他们走来。
新南威尔士男人脸上愉悦的表情让梁鳕心里一沉。
打开地下室门,目光落在墙角处,愤怒、担忧、无奈、恐惧一一消失不见,仅存在的除了麻木还是麻木。
卷缩在墙角下的女人披头散发,嗯,这个时候还有心情呼呼大睡。
伸出脚,踢着披头散发的女人肩膀:起来,回家。
从睡梦中醒来的女人一张脸从麻绳般的头发解脱出来,梁鳕别开脸,泪水滴落,问:“这是第几次了?”
肯定不是第一次,那天不是一瘸一拐的吗?
“第四次。”梁女士侃侃而谈,“第一次不涉及脸,可莱利先生说那样不好玩,我们经过协商之后决定在他家的地下室完成接下来的次数。”

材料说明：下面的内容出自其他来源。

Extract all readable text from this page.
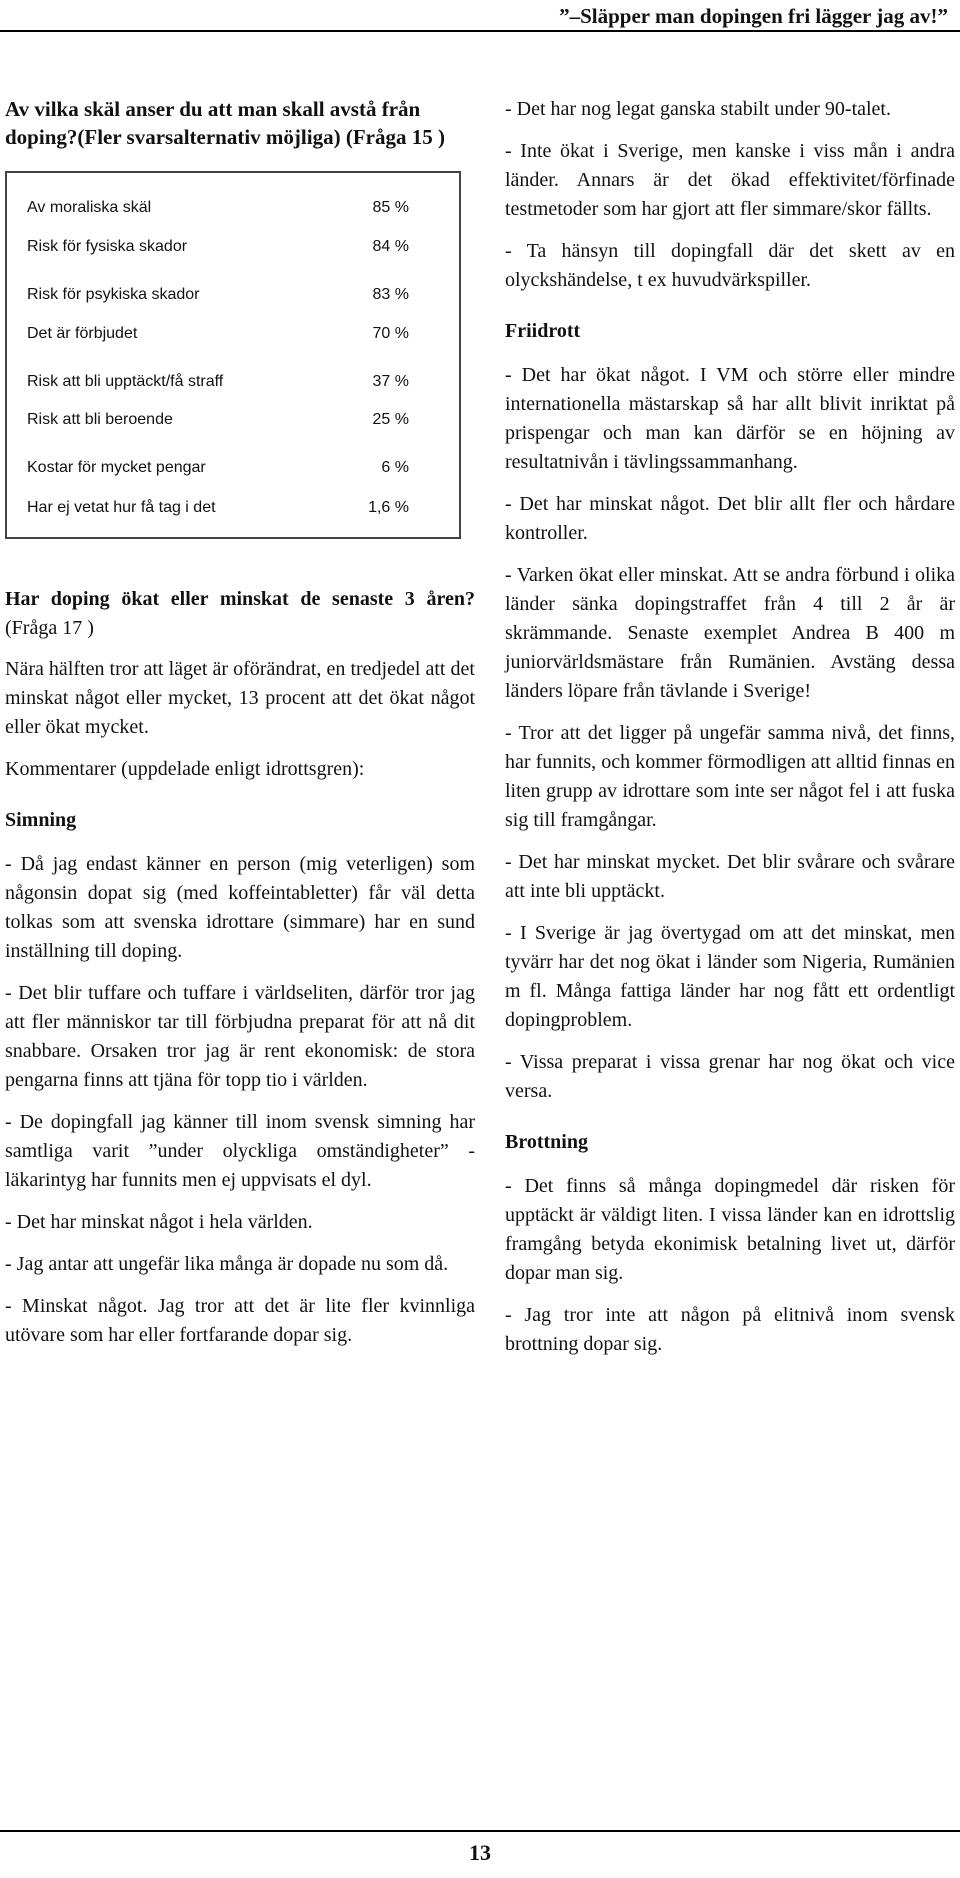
”–Släpper man dopingen fri lägger jag av!”
Av vilka skäl anser du att man skall avstå från doping?(Fler svarsalternativ möjliga) (Fråga 15 )
Av moraliska skäl	85 %
Risk för fysiska skador	84 %
Risk för psykiska skador	83 %
Det är förbjudet	70 %
Risk att bli upptäckt/få straff	37 %
Risk att bli beroende	25 %
Kostar för mycket pengar	6 %
Har ej vetat hur få tag i det	1,6 %
Har doping ökat eller minskat de senaste 3 åren? (Fråga 17 )
Nära hälften tror att läget är oförändrat, en tredjedel att det minskat något eller mycket, 13 procent att det ökat något eller ökat mycket.
Kommentarer (uppdelade enligt idrottsgren):
Simning
- Då jag endast känner en person (mig veterligen) som någonsin dopat sig (med koffeintabletter) får väl detta tolkas som att svenska idrottare (simmare) har en sund inställning till doping.
- Det blir tuffare och tuffare i världseliten, därför tror jag att fler människor tar till förbjudna preparat för att nå dit snabbare. Orsaken tror jag är rent ekonomisk: de stora pengarna finns att tjäna för topp tio i världen.
- De dopingfall jag känner till inom svensk simning har samtliga varit ”under olyckliga omständigheter” - läkarintyg har funnits men ej uppvisats el dyl.
- Det har minskat något i hela världen.
- Jag antar att ungefär lika många är dopade nu som då.
- Minskat något. Jag tror att det är lite fler kvinnliga utövare som har eller fortfarande dopar sig.
- Det har nog legat ganska stabilt under 90-talet.
- Inte ökat i Sverige, men kanske i viss mån i andra länder. Annars är det ökad effektivitet/förfinade testmetoder som har gjort att fler simmare/skor fällts.
- Ta hänsyn till dopingfall där det skett av en olyckshändelse, t ex huvudvärkspiller.
Friidrott
- Det har ökat något. I VM och större eller mindre internationella mästarskap så har allt blivit inriktat på prispengar och man kan därför se en höjning av resultatnivån i tävlingssammanhang.
- Det har minskat något. Det blir allt fler och hårdare kontroller.
- Varken ökat eller minskat. Att se andra förbund i olika länder sänka dopingstraffet från 4 till 2 år är skrämmande. Senaste exemplet Andrea B 400 m juniorvärldsmästare från Rumänien. Avstäng dessa länders löpare från tävlande i Sverige!
- Tror att det ligger på ungefär samma nivå, det finns, har funnits, och kommer förmodligen att alltid finnas en liten grupp av idrottare som inte ser något fel i att fuska sig till framgångar.
- Det har minskat mycket. Det blir svårare och svårare att inte bli upptäckt.
- I Sverige är jag övertygad om att det minskat, men tyvärr har det nog ökat i länder som Nigeria, Rumänien m fl. Många fattiga länder har nog fått ett ordentligt dopingproblem.
- Vissa preparat i vissa grenar har nog ökat och vice versa.
Brottning
- Det finns så många dopingmedel där risken för upptäckt är väldigt liten. I vissa länder kan en idrottslig framgång betyda ekonimisk betalning livet ut, därför dopar man sig.
- Jag tror inte att någon på elitnivå inom svensk brottning dopar sig.
13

“接下来的次数是多少次?”眼泪从眼角滴落,瞬间眼前一片清明,目光在室内巡视着。
新南威尔士土财主还真的没有夸张,各种花样应有尽有,距离她最近的是刻满经文的匕首。
梁女士开始掰起手指来:“扣除昨天的次数,还有七次。”
“妈妈,”梁鳕很好奇,梁女士是怎么看上那个新南威尔士人,在她看来那男人长得就像一头灌猪,梁女士只喜欢脸蛋漂亮的男人,“那么丑的男人你就不恶心吗?”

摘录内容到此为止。